I was attempting a dry run to see if I was going to be able to make a run to the grocery store. She moved around the office floor awkwardly, as if I’d just attached a ten pound weight to her head. She was very discombobulated! To make matters worse, the weirdness of the cone put her into a bit of a panic attack as she worked feverishly to remove it. I found out quickly I hadn’t tightened the collar well enough since she proceed to pull it over and off her head. Oh, well.

With one dry run of Krispy the Konehead down – none too successful—I opted to wait until she’d calmed down before trying Konehead 2.0. And to make matters worse, on Krispy’s first full day home from the hospital, she had no interest in food or drink and remained fairly groggy (except when suited up with La Kone). I waited another day before attempting a grocery store run when I could Konehead and Krate her.

The best sign was when she consented to eat a full meal late Tuesday night. On Wednesday she was rebounding.
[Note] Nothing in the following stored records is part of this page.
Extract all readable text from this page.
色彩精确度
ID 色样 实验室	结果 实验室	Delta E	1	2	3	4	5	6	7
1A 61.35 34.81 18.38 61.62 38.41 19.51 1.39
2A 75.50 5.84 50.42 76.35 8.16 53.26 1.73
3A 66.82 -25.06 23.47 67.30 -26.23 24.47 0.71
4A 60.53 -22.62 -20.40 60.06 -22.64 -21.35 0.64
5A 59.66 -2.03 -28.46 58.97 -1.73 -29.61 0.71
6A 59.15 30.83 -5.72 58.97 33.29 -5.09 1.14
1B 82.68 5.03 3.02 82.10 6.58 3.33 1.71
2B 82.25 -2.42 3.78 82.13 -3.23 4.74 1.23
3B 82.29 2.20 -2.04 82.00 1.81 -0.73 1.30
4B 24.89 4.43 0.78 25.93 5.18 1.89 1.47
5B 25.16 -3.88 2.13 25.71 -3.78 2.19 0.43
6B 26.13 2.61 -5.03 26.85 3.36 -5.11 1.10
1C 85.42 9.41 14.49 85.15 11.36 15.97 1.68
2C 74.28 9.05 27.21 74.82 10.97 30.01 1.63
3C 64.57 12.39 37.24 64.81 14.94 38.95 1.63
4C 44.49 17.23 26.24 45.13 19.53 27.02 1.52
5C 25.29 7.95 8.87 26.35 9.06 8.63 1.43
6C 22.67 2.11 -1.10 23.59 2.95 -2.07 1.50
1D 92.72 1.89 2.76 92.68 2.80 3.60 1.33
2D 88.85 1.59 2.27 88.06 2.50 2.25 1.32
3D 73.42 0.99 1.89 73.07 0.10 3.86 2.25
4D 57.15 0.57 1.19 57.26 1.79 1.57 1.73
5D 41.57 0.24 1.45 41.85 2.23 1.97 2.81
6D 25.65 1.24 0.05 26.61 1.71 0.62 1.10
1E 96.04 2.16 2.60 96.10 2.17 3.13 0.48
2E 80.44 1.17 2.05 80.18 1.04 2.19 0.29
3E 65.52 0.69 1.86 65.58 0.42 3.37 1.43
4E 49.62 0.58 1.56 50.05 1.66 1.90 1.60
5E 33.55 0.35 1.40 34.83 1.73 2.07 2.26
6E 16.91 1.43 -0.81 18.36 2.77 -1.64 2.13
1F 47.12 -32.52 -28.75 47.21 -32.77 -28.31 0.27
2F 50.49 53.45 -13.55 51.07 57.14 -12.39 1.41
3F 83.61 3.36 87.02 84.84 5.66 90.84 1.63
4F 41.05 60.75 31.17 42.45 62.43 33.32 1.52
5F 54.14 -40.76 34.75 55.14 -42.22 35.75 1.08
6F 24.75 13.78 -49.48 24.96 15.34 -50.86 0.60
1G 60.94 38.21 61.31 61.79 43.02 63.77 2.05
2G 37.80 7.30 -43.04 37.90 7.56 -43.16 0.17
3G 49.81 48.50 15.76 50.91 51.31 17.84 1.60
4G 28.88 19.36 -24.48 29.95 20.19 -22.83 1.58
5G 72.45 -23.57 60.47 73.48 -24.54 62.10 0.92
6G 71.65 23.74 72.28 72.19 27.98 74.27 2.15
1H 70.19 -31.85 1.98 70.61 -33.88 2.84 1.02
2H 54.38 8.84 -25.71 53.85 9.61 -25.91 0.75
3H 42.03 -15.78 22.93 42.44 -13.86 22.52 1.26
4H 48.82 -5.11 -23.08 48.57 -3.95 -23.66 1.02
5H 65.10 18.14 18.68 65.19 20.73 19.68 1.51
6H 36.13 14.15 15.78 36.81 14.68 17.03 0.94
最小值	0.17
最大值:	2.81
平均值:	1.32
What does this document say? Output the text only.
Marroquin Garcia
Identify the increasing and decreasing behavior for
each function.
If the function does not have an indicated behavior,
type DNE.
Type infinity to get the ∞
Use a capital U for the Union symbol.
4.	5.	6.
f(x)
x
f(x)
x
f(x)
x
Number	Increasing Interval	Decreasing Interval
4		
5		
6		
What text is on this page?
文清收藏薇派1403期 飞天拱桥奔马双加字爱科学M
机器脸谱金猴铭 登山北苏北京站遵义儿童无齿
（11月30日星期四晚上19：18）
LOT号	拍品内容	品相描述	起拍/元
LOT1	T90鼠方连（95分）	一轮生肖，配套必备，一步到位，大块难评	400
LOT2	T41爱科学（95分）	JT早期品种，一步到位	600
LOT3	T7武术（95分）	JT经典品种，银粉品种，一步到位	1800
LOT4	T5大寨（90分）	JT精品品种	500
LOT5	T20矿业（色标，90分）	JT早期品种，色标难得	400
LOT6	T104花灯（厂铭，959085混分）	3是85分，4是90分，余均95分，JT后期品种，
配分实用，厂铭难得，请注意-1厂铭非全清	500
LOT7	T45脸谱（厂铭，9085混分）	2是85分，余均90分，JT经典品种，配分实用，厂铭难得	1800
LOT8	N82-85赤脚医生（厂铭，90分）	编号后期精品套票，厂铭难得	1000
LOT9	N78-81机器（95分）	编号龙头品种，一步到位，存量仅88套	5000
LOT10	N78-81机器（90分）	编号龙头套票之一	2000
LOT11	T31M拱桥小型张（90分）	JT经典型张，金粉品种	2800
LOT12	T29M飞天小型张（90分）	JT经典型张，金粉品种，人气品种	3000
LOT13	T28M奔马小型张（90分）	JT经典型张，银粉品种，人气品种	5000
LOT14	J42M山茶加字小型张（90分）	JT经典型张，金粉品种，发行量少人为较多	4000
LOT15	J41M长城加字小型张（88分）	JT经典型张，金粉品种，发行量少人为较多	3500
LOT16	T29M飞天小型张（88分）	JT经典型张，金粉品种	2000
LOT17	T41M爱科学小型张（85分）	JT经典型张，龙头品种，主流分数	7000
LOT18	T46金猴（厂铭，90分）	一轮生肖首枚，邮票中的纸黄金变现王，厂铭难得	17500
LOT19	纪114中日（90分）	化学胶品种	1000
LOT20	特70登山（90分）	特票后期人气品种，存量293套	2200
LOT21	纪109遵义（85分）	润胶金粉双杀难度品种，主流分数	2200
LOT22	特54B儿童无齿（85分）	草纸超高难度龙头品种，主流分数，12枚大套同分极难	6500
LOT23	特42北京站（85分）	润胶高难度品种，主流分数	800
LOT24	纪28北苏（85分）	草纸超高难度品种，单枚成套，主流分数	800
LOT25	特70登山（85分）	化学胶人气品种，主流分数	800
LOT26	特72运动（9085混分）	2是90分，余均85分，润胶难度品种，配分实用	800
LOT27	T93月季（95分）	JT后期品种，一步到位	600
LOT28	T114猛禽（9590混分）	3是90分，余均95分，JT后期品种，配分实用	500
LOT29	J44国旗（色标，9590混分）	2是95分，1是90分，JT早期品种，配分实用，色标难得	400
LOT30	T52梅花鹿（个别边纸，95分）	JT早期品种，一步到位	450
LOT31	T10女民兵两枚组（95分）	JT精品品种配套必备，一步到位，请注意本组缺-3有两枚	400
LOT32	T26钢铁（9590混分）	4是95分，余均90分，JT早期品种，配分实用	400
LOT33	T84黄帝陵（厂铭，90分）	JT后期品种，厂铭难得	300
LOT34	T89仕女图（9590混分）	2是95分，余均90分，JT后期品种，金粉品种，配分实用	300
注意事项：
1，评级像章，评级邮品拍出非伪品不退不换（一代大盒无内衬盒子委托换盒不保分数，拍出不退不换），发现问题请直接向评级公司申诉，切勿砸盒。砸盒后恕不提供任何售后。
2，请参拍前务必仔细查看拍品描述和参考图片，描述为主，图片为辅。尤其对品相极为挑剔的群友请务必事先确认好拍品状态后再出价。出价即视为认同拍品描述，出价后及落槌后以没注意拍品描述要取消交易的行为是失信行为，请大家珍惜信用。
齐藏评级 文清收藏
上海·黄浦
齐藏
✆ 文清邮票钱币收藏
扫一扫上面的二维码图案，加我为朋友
Her energy was returning, and she started to gingerly test out the front stoop stairs by herself. There remained minor attempts to lick or chew at her stitches, but most of the time she was good at refraining from the gnaw.

The bulk of each day was spent with Krispy in my lap from morning to evening. This was and is a bit trying on the leg muscles, requiring shifting my four-legged lap warmer from one side to another when one or the other hip or knee gets sore. Why don’t dogs know their butts are sliding off your lap? Can’t they feel they aren’t there a hundred percent? Is it because dachshunds are so long? Is the message not getting from the back end – so far away – up to the brain? I shifted her again so I didn’t have to squeeze my knees together to keep her in place….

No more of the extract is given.